Elektropop: Castle of Glass

motorfuture zum Mitsummen. Heute: Die Gläserne Manufaktur in Dresden.

Castle of Glass. Linkin Park erzählen davon, dass ein Riss im Glasschloss nicht das Ende ist. Auch VW kann davon ein Lied singen. 2001 wurde die Gläserne Manufaktur nach zweijähriger Bauphase in Dresden eröffnet. Unweit der Innenstadt, am Rande des Großen Gartens wurde die neue VW Luxuslimousine Phaeton in Handarbeit produziert. Knapp 15 Jahre und 84.235 Exemplaren später wurde die Produktion eingestellt. Zu teuer, zu wenig Nachfrage. Und das, obwohl die Gläserne Manufaktur auf eine Tagesproduktion von maximal 90 Fahrzeugen ausgelegt ist. Ob die Produktionsstätte je als Profitcenter ausgerichtet war? Fraglich. Aber die durchschnittlich knapp 25 Autos pro Arbeitstag untertrafen die Erwartungen wahrscheinlich dann doch.

Nomen est omen?

Dazu muss man unterstellen, dass der Namenspatron des Phaeton nicht die Karosserieform ist, sondern die gleichnamige Figur aus der griechischen Mythologie. Die VW-Leute überschätzten die Nachfrage nach dem Phaeton, wie dieser seine Fähigkeit zwischen Himmel und Erde überschätzte und mit dem Sonnenwagen ins Verderben raste. „Hier ruht Phaeton, der Lenker des väterlichen Wagens; zwar konnte er ihn nicht meistern, doch fiel er als einer, der Großes gewagt“, steht laut Ovid auf Phaetons Grabstein. Auch VW hat mit dem Phaeton Großes gewagt und mit der Gläsernen Manufaktur wenigstens ein großes Denkmal hinterlassen.

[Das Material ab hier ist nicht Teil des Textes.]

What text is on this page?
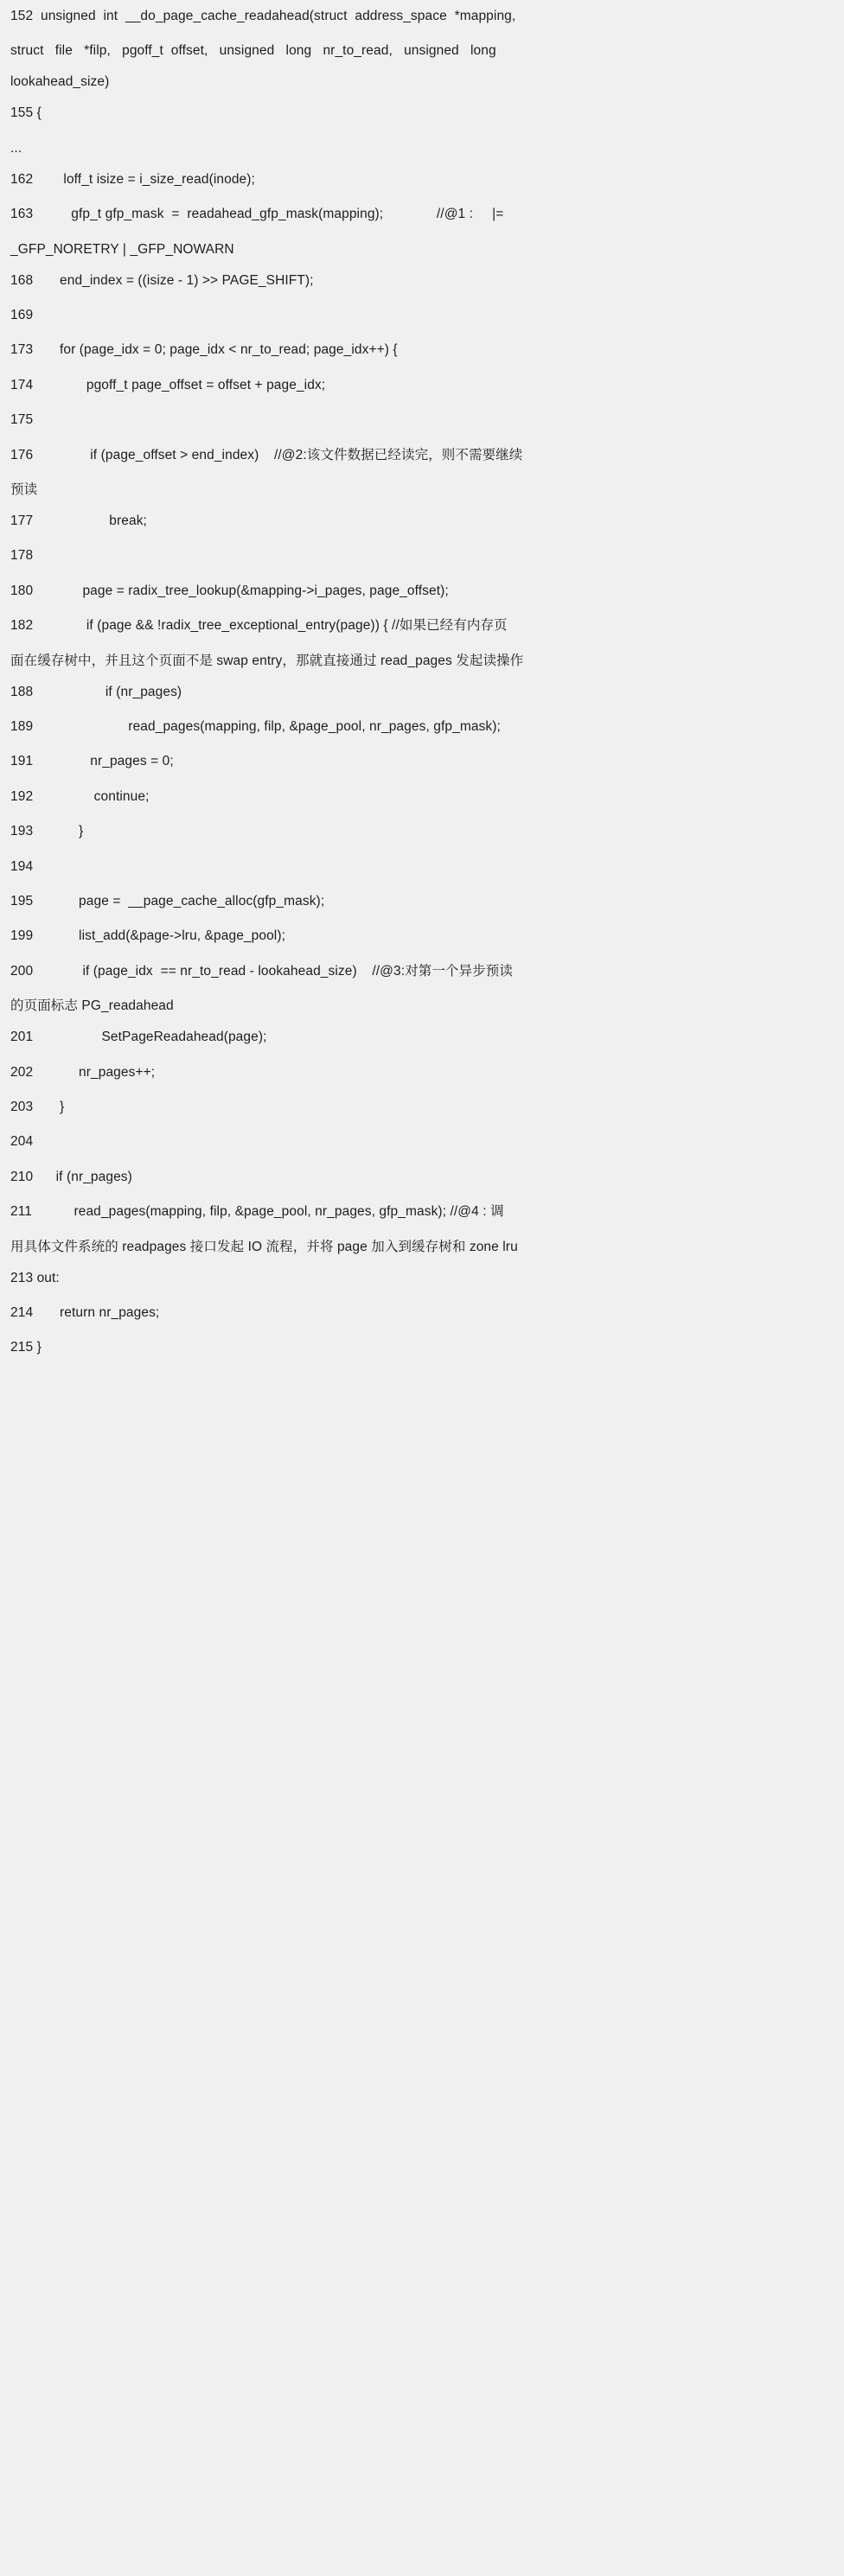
152  unsigned  int  __do_page_cache_readahead(struct  address_space  *mapping,
struct   file   *filp,   pgoff_t  offset,   unsigned   long   nr_to_read,   unsigned   long
lookahead_size)
155 {
...
162        loff_t isize = i_size_read(inode);
163          gfp_t gfp_mask  =  readahead_gfp_mask(mapping);              //@1 :     |=
_GFP_NORETRY | _GFP_NOWARN
168       end_index = ((isize - 1) >> PAGE_SHIFT);
169
173       for (page_idx = 0; page_idx < nr_to_read; page_idx++) {
174              pgoff_t page_offset = offset + page_idx;
175
176               if (page_offset > end_index)    //@2:该文件数据已经读完，则不需要继续
预读
177                    break;
178
180             page = radix_tree_lookup(&mapping->i_pages, page_offset);
182              if (page && !radix_tree_exceptional_entry(page)) { //如果已经有内存页
面在缓存树中，并且这个页面不是 swap entry，那就直接通过 read_pages 发起读操作
188                   if (nr_pages)
189                         read_pages(mapping, filp, &page_pool, nr_pages, gfp_mask);
191               nr_pages = 0;
192                continue;
193            }
194
195            page =  __page_cache_alloc(gfp_mask);
199            list_add(&page->lru, &page_pool);
200             if (page_idx  == nr_to_read - lookahead_size)    //@3:对第一个异步预读
的页面标志 PG_readahead
201                  SetPageReadahead(page);
202            nr_pages++;
203       }
204
210      if (nr_pages)
211           read_pages(mapping, filp, &page_pool, nr_pages, gfp_mask); //@4 : 调
用具体文件系统的 readpages 接口发起 IO 流程，并将 page 加入到缓存树和 zone lru
213 out:
214       return nr_pages;
215 }
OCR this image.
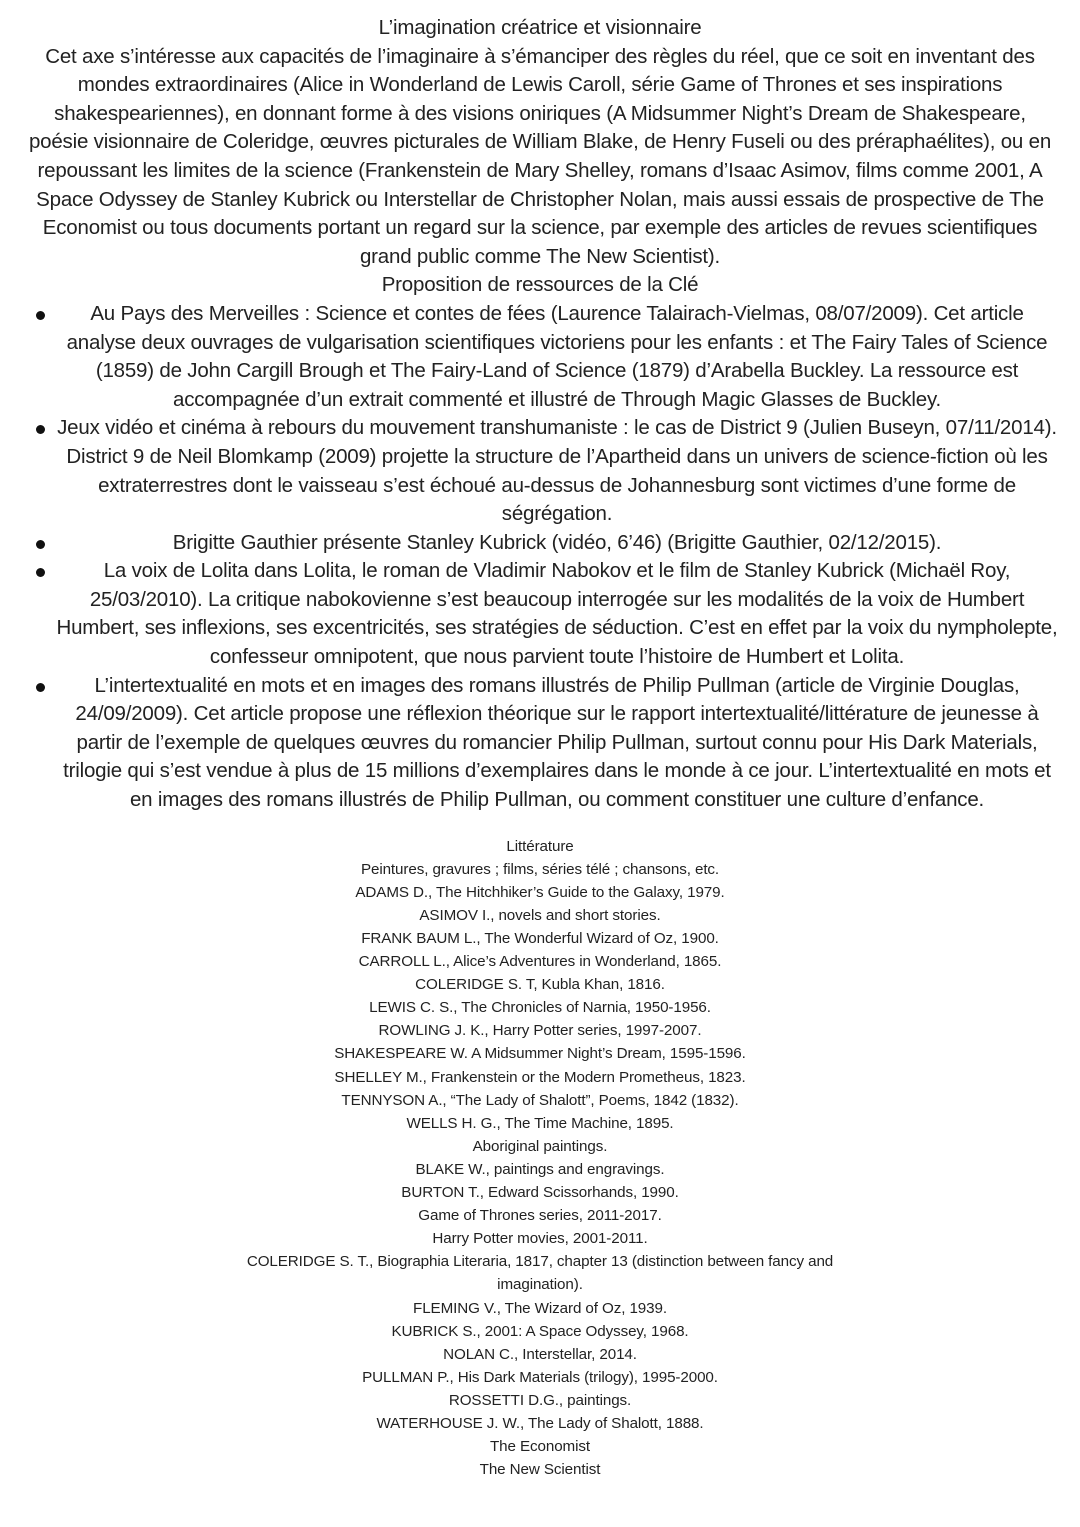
L’imagination créatrice et visionnaire

Cet axe s’intéresse aux capacités de l’imaginaire à s’émanciper des règles du réel, que ce soit en inventant des mondes extraordinaires (Alice in Wonderland de Lewis Caroll, série Game of Thrones et ses inspirations shakespeariennes), en donnant forme à des visions oniriques (A Midsummer Night’s Dream de Shakespeare, poésie visionnaire de Coleridge, œuvres picturales de William Blake, de Henry Fuseli ou des préraphaélites), ou en repoussant les limites de la science (Frankenstein de Mary Shelley, romans d’Isaac Asimov, films comme 2001, A Space Odyssey de Stanley Kubrick ou Interstellar de Christopher Nolan, mais aussi essais de prospective de The Economist ou tous documents portant un regard sur la science, par exemple des articles de revues scientifiques grand public comme The New Scientist).

Proposition de ressources de la Clé

Au Pays des Merveilles : Science et contes de fées (Laurence Talairach-Vielmas, 08/07/2009). Cet article analyse deux ouvrages de vulgarisation scientifiques victoriens pour les enfants : et The Fairy Tales of Science (1859) de John Cargill Brough et The Fairy-Land of Science (1879) d’Arabella Buckley. La ressource est accompagnée d’un extrait commenté et illustré de Through Magic Glasses de Buckley.
Jeux vidéo et cinéma à rebours du mouvement transhumaniste : le cas de District 9 (Julien Buseyn, 07/11/2014). District 9 de Neil Blomkamp (2009) projette la structure de l’Apartheid dans un univers de science-fiction où les extraterrestres dont le vaisseau s’est échoué au-dessus de Johannesburg sont victimes d’une forme de ségrégation.
Brigitte Gauthier présente Stanley Kubrick (vidéo, 6’46) (Brigitte Gauthier, 02/12/2015).
La voix de Lolita dans Lolita, le roman de Vladimir Nabokov et le film de Stanley Kubrick (Michaël Roy, 25/03/2010). La critique nabokovienne s’est beaucoup interrogée sur les modalités de la voix de Humbert Humbert, ses inflexions, ses excentricités, ses stratégies de séduction. C’est en effet par la voix du nympholepte, confesseur omnipotent, que nous parvient toute l’histoire de Humbert et Lolita.
L’intertextualité en mots et en images des romans illustrés de Philip Pullman (article de Virginie Douglas, 24/09/2009). Cet article propose une réflexion théorique sur le rapport intertextualité/littérature de jeunesse à partir de l’exemple de quelques œuvres du romancier Philip Pullman, surtout connu pour His Dark Materials, trilogie qui s’est vendue à plus de 15 millions d’exemplaires dans le monde à ce jour. L’intertextualité en mots et en images des romans illustrés de Philip Pullman, ou comment constituer une culture d’enfance.
Littérature
Peintures, gravures ; films, séries télé ; chansons, etc.
ADAMS D., The Hitchhiker’s Guide to the Galaxy, 1979.
ASIMOV I., novels and short stories.
FRANK BAUM L., The Wonderful Wizard of Oz, 1900.
CARROLL L., Alice’s Adventures in Wonderland, 1865.
COLERIDGE S. T, Kubla Khan, 1816.
LEWIS C. S., The Chronicles of Narnia, 1950-1956.
ROWLING J. K., Harry Potter series, 1997-2007.
SHAKESPEARE W. A Midsummer Night’s Dream, 1595-1596.
SHELLEY M., Frankenstein or the Modern Prometheus, 1823.
TENNYSON A., “The Lady of Shalott”, Poems, 1842 (1832).
WELLS H. G., The Time Machine, 1895.
Aboriginal paintings.
BLAKE W., paintings and engravings.
BURTON T., Edward Scissorhands, 1990.
Game of Thrones series, 2011-2017.
Harry Potter movies, 2001-2011.
COLERIDGE S. T., Biographia Literaria, 1817, chapter 13 (distinction between fancy and imagination).
FLEMING V., The Wizard of Oz, 1939.
KUBRICK S., 2001: A Space Odyssey, 1968.
NOLAN C., Interstellar, 2014.
PULLMAN P., His Dark Materials (trilogy), 1995-2000.
ROSSETTI D.G., paintings.
WATERHOUSE J. W., The Lady of Shalott, 1888.
The Economist
The New Scientist
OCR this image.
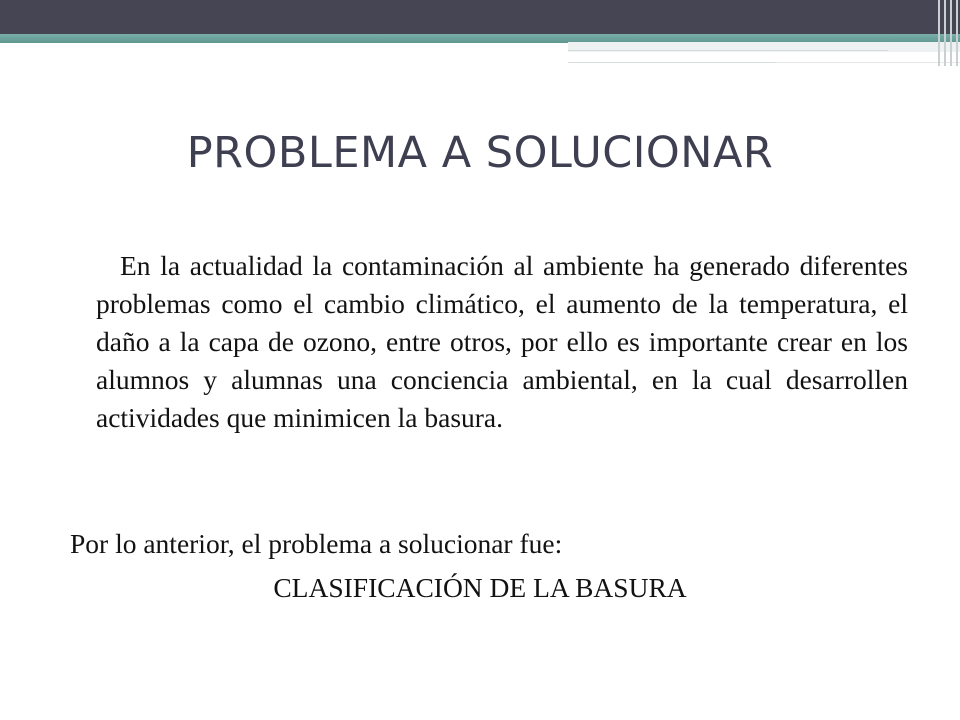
PROBLEMA A SOLUCIONAR
En la actualidad la contaminación al ambiente ha generado diferentes problemas como el cambio climático, el aumento de la temperatura, el daño a la capa de ozono, entre otros, por ello es importante crear en los alumnos y alumnas una conciencia ambiental, en la cual desarrollen actividades que minimicen la basura.
Por lo anterior, el problema a solucionar fue:
CLASIFICACIÓN DE LA BASURA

Wie auch immer der Phaeton zu seinem Namen kam – 2016 verließ der letzte Parade-Volkswagen die eigens für ihn gebaute Produktion in Dresden. Das 83.000 Quadratmeter große Glasschloss bekam einen (kleinen) Riss. Für die moderne Fabrik wurde eine neue Aufgabe gesucht. Vor den Blicken der Öffentlichkeit.

Die Mobilitätswende und die Elektromobilität steckten 2016 noch in ihren Kinderschuhen, die Verbraucher standen der neuen Technologie kritisch gegenüber. VW entschied sich, den e-Golf auch in Dresden zu produzieren. Erneut vor den Augen der Öffentlichkeit – die Fassade der Manufaktur des Lichts besteht aus 27.500 Quadratmeter Glas.

Ein kluger Schachzug. Die neue Technologie vor aller Augen. Inmitten der großen Stadt. Transparenz für die Technik der Zukunft. Ergänzt wird das Konzept durch tägliche Führungen und Events. Manchmal hilft der Zufall: Die Neuausrichtung der Fabrik passt besser zum gläsernen Konzept als der Ursprungsgedanke.

Von 2017 bis 2020 verließen 50.401 e-Golf die Fabrik. Seit dem 29. Januar 2021 wird der ID.3 (auch) in Dresden montiert, das erste Modell der rein elektrischen Volkswagen-ID-Familie. Momentan werden täglich 36 ID.3 in Dresden produziert. Viel zu wenig für die große Nachfrage, aber bei Engpässen in den Lieferketten ist auch ein Castle of Glass nur eine ganz normale Fabrik.